Member of the New Zealand Parliament for ACT party list
- In office 17 October 2020 – 14 October 2023

Personal details
- Born: 6 January 1988 (age 38) Pukekohe, New Zealand
- Party: ACT
- Alma mater: University of Waikato Universiteit Maastricht

= James McDowall =

New Zealand ACT Party politician

James Samuel McDowall (born 6 January 1988) is a former New Zealand politician. He was a Member of Parliament for ACT New Zealand from 2020 until 2023.

== Early life and career ==
McDowall was born in Pukekohe in 1988.

McDowall studied management at the University of Waikato and Maastricht University and graduated from Waikato in 2018 with a PhD in marketing. His doctoral thesis was titled The Future of Marketing – An Investigation into Disruption and Innovation and it presented possible scenarios for how technological innovations, such as big data and machine learning, could impact the marketing discipline by the year 2050.

He lives in Hamilton with his wife Sushan, a lawyer. Before McDowall's political career, they owned an immigration law firm together. McDowall has also worked for the Wise Group, one of the largest providers of mental health and wellbeing services in New Zealand.

McDowall is a vegetarian and has one daughter. He is a Cantonese speaker due to it being his wife's mother tongue.

== Political career ==
McDowall became politically involved with the ACT Party after the 2005 general election. He stood for ACT in the Hamilton East electorate in the 2017 general election, but received only 140 votes. He was also placed 13th on the ACT party list, but ACT did not win enough party votes to be entitled to any list MPs.

McDowall led the development of ACT's firearm policy in response to the Government's 2019 Arms Amendment Act.

=== Member of Parliament ===

In the 2020 general election, McDowall was placed 6th on the ACT party list and ran for the electorate of . He focused on raising awareness of ACT rather than his own individual electorate. McDowall came third in Waikato, while ACT won 7.6% of the party vote, entitling it to ten MPs including McDowall. During the Commission Opening of the 53rd New Zealand Parliament, McDowall repeated his oath in Cantonese, attracting significant attention – "over a million views" – in Hong Kong. In 2022, he read the parliamentary prayer in Cantonese in recognition of New Zealand Chinese language week, and in 2023 he read the parliamentary prayer in Ukrainian.

In his maiden statement, McDowall identified himself as a firearms enthusiast and libertarian, stating his political ideology is "that our morals and ambitions are our own and that they should not be forced upon anyone else, not least of all by the Government of the day" and quoting Ayn Rand ("A Government is the most dangerous threat to man's rights"). He spoke about immigration, sharing his parents-in-law's immigration story and describing Immigration New Zealand as inefficient, low quality, and disrespectful. He also criticised New Zealand's "unacceptable levels" of poverty, homelessness, and over-representation of Māori in prisons.

McDowall was a member of Parliament's transport and infrastructure committee and the ACT Party's spokesperson for economic development; research, science and innovation; immigration, defence; and tourism. As ACT's immigration spokesperson, McDowall has often criticised the Labour government, such as its COVID-19 border policies and their impact on access to seasonal workers, its proposed new "priority" application system and its proposed law changes intended to prevent migrant worker exploitation, but which McDowall said would actually enable bad employers to exploit migrants more. The Green Party's immigration spokesperson, Ricardo Menéndez March, acknowledged the work of McDowall and others to "put immigration on the agenda." McDowall said in 2021 that "ACT would dump Labour’s ‘once in a generation’ immigration reset" and that it "would signal a return to the pre-COVID immigration settings as soon as public health concerns allow".

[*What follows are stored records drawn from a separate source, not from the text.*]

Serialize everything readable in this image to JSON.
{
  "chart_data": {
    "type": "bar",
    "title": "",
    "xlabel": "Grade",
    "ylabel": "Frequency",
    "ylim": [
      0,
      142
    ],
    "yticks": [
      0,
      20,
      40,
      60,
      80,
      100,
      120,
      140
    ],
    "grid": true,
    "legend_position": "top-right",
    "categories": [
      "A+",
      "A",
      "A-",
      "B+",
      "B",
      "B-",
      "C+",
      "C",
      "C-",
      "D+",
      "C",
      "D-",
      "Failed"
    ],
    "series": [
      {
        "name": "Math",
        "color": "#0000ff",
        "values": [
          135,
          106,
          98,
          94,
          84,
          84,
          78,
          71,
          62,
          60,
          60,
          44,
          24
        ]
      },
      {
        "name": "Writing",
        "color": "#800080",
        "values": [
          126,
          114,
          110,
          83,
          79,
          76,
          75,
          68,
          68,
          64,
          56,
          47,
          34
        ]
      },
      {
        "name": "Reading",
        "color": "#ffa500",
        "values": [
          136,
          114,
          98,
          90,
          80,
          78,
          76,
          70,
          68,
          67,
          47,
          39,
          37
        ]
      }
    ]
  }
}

McDowall supported a law which allowed people to change the gender on their birth certificate. Speaking about the bill, which passed unanimously through parliament, he said it “advanc[ed] liberalism and actually reduc[ed] Government interference in people's lives by enabling choice”.

In November 2022, McDowall was selected as the ACT Party candidate for the 2022 Hamilton West by-election. He came third with ten percent of the vote.

He did not seek re-election at the 2023 general election.

New Zealand Parliament
| Years | Term | Electorate | List | Party |  |
|---|---|---|---|---|---|
| 2020–2023 | 53rd | List | 6 |  | ACT |

==After politics==

McDowall announced in January 2024 that he had been appointed Head of Advocacy for industry lobby group the Motor Trade Association, which he described as "an organisation that I have long admired and respected as the leading voice for the automotive industry in New Zealand."